US oil, as reflected by the West Texas Intermediate (WTI) crude oil index, has also performed poorly, posting a more than 13% loss over the same period. Meanwhile, gold — often considered a hedge against inflation and market uncertainty — is up around 9% year-to-date.

Bitcoin’s recent outperformance can be attributed to a number of factors, including the narrative of store-of-value, which has returned to prominence despite its past inability to perform that role in practice.

Grumelart pointed to bitcoin’s storied origins in the 2008 financial crisis, as a tool to combat negligence within the existing financial system, and said the current economic climate marked “a perfect storm” for bitcoin to prove its worth.

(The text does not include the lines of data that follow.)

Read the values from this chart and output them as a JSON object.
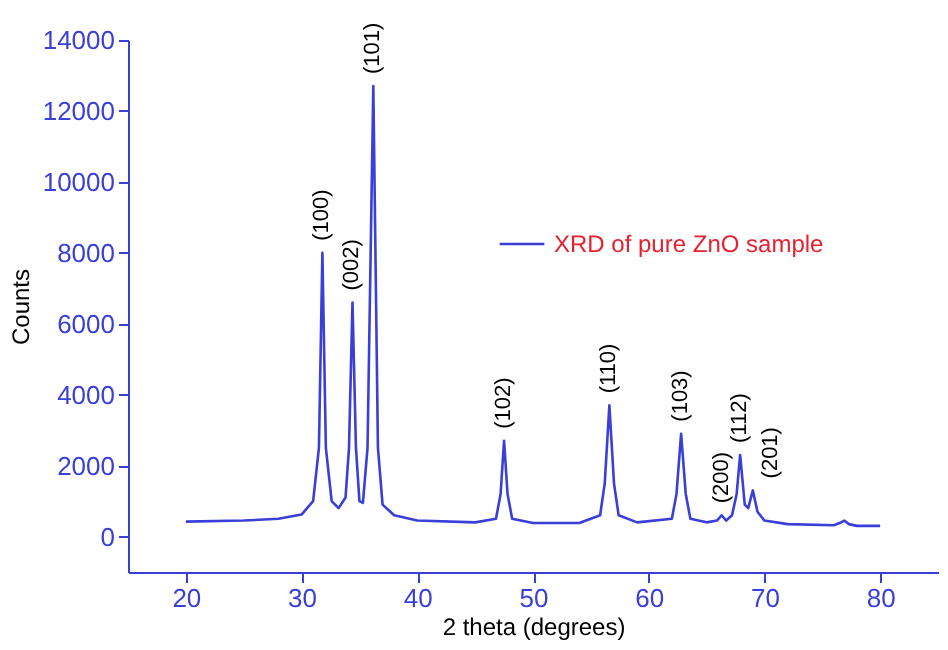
{
  "chart_data": {
    "type": "line",
    "xlabel": "2 theta (degrees)",
    "ylabel": "Counts",
    "xlim": [
      15,
      85
    ],
    "ylim": [
      -1000,
      14000
    ],
    "xticks": [
      20,
      30,
      40,
      50,
      60,
      70,
      80
    ],
    "yticks": [
      0,
      2000,
      4000,
      6000,
      8000,
      10000,
      12000,
      14000
    ],
    "grid": false,
    "legend": "top right",
    "marker": "none",
    "line_style": "solid",
    "series": [
      {
        "name": "XRD of pure ZnO sample",
        "color": "#3a3fd8",
        "x": [
          20,
          25,
          28,
          30,
          31,
          31.5,
          31.8,
          32.1,
          32.6,
          33.2,
          33.8,
          34.1,
          34.4,
          34.7,
          35,
          35.3,
          35.7,
          36.2,
          36.6,
          37,
          38,
          40,
          45,
          46.8,
          47.2,
          47.5,
          47.8,
          48.2,
          50,
          54,
          55.8,
          56.2,
          56.6,
          57,
          57.4,
          59,
          62,
          62.4,
          62.8,
          63.2,
          63.6,
          65,
          65.9,
          66.3,
          66.7,
          67.2,
          67.6,
          67.9,
          68.3,
          68.6,
          69,
          69.4,
          70,
          72,
          76,
          76.5,
          76.9,
          77.3,
          78,
          80
        ],
        "values": [
          420,
          450,
          500,
          620,
          1000,
          2500,
          8000,
          2500,
          1000,
          800,
          1100,
          2500,
          6600,
          2500,
          1000,
          950,
          2500,
          12700,
          2500,
          900,
          600,
          450,
          400,
          500,
          1200,
          2700,
          1200,
          500,
          380,
          380,
          600,
          1500,
          3700,
          1500,
          600,
          400,
          500,
          1200,
          2900,
          1200,
          500,
          400,
          450,
          600,
          450,
          600,
          1200,
          2300,
          900,
          800,
          1300,
          700,
          450,
          350,
          320,
          380,
          450,
          350,
          300,
          300
        ]
      }
    ],
    "annotations": [
      {
        "text": "(100)",
        "x": 31.8,
        "y": 8000
      },
      {
        "text": "(002)",
        "x": 34.4,
        "y": 6600
      },
      {
        "text": "(101)",
        "x": 36.2,
        "y": 12700
      },
      {
        "text": "(102)",
        "x": 47.5,
        "y": 2700
      },
      {
        "text": "(110)",
        "x": 56.6,
        "y": 3700
      },
      {
        "text": "(103)",
        "x": 62.8,
        "y": 2900
      },
      {
        "text": "(200)",
        "x": 66.3,
        "y": 600
      },
      {
        "text": "(112)",
        "x": 67.9,
        "y": 2300
      },
      {
        "text": "(201)",
        "x": 69,
        "y": 1300
      }
    ]
  }
}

That climate is the culmination of a series of spectacular bank failures in the US and abroad which threatened to boil over this month, prompting regulators to step in and provide a backstop for depositors.

After the collapse of Silicon Valley Bank and the FDIC shut down of Signature Bank, First Republic Bank was also propped up by a private sector rescue and banks drew on nearly $12 billion of loans from the US Federal Reserve’s new emergency lending program.

And on Sundsy, Swiss banking giant Credit Suisse was saved from collapse by a takeover from rival UBS in a $3.25 billion deal.

Short-term liquidity boost is bitcoin’s gain

In total, nearly $300 billion has been supplied via expansion of the US Federal Reserve’s balance sheet, including of a record $153 billion drawn from the Fed’s discount window. 

All eyes are now locked on the outcome of the next FOMC meeting on Wednesday where the Fed will decide either to scale back its campaign of increased rate hikes, designed to combat inflation, or continue business as usual which has contributed to the breaking of the US retail banking sector.

“A number of central banks are stuck between a rock and a hard place, they simply cannot afford to let the banking sector collapse,” Grumelart said. “While the liquidity spike is positive for all assets, the implications of the action just taken are still unknown.”

The correlation between bitcoin and equities has been largely influenced by the perception the crypto industry, until the recent crisis, served as a risk-on indicator that was closely connected to the economic performance and monetary policies of the US and global markets.

While financial companies have been struggling, the tech sector has been resilient, with the Nasdaq Composite up over 4% and the Technology Select Sector SPDR Fund up about 17% for the year.

Tesla and Nvidia, up 67% and 79% YTD respectively, have their own unique drivers that have propelled their prices in recent months, Grumelart said. High-beta risk assets are primarily affected by market liquidity and risk appetite, leading to periods of correlation. 

Although many risk assets have seen short-term gains, should economic conditions continue to deteriorate, high-growth equities are expected to suffer. But Grumelart is looking for bitcoin to decouple from Big Tech and follow commodities instead.

“If inflation reaches a double peak, it is likely that most high-performing assets, with the exception of commodities and bitcoin, will reverse most of their gains for the year,” he said. “The world should be glad that we have bitcoin as an option to protect our wealth in moments like this.”